I'm not versed on why Nintendo chose another Nvidia design, but presumably a big part of the decision was compatibility with the Switch 1's architecture to allow Switch 2 to play Switch 1 games. Without that requirement, just about anything else would be cheaper and better.

You're letting your hatred speak louder than your reasoning. The Switch 2's SoC was designed to Nintendo's specification. Nvidia offers plenty of SoC's that exceed the T239's performance. It's a low cost, unassuming SoC with a GPU that is close to what is used in GA107-based GeForce MX products. It's the exact same recipe of the original Switch, low cost, profits from day one.

I'm not exactly an executive for Nintendo, but if we look back at when Tegra 239 we should see something. What I'm seeing is that the Tegra 2 launched in 2010...so it was a high end offering then. Add on 15 years, and a few revisions, with Tegra 3 announced in 2011...and the ARM A78C being from 2020...

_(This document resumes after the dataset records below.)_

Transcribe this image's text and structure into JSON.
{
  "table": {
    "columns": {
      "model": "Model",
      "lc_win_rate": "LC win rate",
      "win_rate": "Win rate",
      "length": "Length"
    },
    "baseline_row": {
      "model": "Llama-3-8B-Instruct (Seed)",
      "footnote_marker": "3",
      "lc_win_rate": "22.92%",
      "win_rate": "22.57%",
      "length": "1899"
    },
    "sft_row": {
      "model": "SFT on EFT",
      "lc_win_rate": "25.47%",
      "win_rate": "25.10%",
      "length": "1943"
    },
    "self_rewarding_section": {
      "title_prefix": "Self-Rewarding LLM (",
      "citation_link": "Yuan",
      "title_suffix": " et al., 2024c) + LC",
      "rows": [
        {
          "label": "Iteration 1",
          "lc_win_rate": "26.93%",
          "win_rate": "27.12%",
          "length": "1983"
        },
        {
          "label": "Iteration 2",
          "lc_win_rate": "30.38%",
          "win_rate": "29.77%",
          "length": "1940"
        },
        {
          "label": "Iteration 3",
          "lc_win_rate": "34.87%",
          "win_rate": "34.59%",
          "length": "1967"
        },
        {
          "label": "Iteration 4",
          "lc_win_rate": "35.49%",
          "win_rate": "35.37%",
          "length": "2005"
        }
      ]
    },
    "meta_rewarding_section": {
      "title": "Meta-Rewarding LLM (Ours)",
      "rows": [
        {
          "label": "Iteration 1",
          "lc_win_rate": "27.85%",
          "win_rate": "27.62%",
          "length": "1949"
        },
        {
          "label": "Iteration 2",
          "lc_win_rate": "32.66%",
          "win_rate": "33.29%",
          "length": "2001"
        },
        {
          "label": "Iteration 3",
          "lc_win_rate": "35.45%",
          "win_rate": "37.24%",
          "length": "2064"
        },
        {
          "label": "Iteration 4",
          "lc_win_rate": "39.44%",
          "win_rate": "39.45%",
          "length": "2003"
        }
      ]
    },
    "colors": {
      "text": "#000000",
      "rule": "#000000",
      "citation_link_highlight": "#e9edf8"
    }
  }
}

Well, my conclusion is that Nintendo called up their vendors, asked "what's the technology that you guys will be twilighting in three years," and then built a system around technology that is basically as cheap as they can get without having to pay extra to keep lines running...but will be hugely faster than their previous offerings because those are basically a decade behind everything given they made the same bargain to be profitable on day one. No "software sales push us from the red into the black" like most console developers.

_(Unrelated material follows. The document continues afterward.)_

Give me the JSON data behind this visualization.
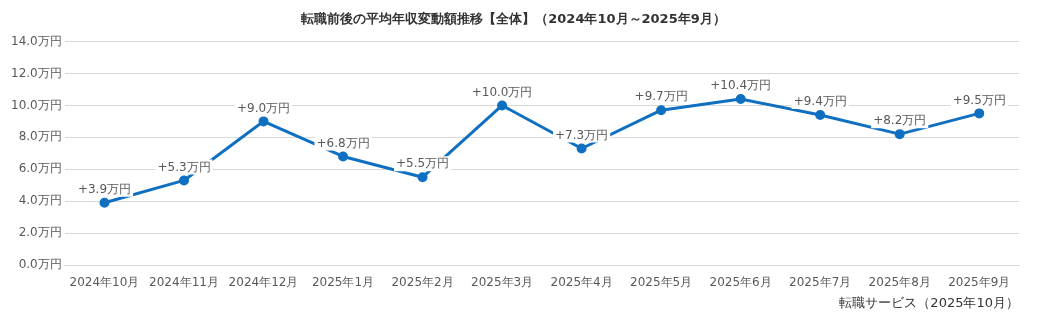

If it isn't clear, I think their console design is less about what can be and more about how much profit can be coaxed from their system. That is admittedly built upon the absolute bangers of first party IP they horde, but Nintendo without their 5 or 6 core games is nothing. Xbox is trying to diversify away from that, and now even Sony is sharing the exclusives with PC. We'll see how much longer the big N can exist without becoming a software house...
Seriously though. AMD and MS to make a new suite of interconnected things. I would be absolutely stoked to get a Steam Deck style of console with a Windows OS that had to be gutted of bloat to work properly...but I'd be surprised that MS is even considering it.

Exactly that. And I'm all too happy to do my part to help Big N become a software house, because I won't buy their console.
 
Nvidia made amazing chip with the PS3 also the cell was amazing but hard to program. When the Last of us Came out on the PS3 it showed what good engineering could do on the PS3. Ever since then everything been AMD.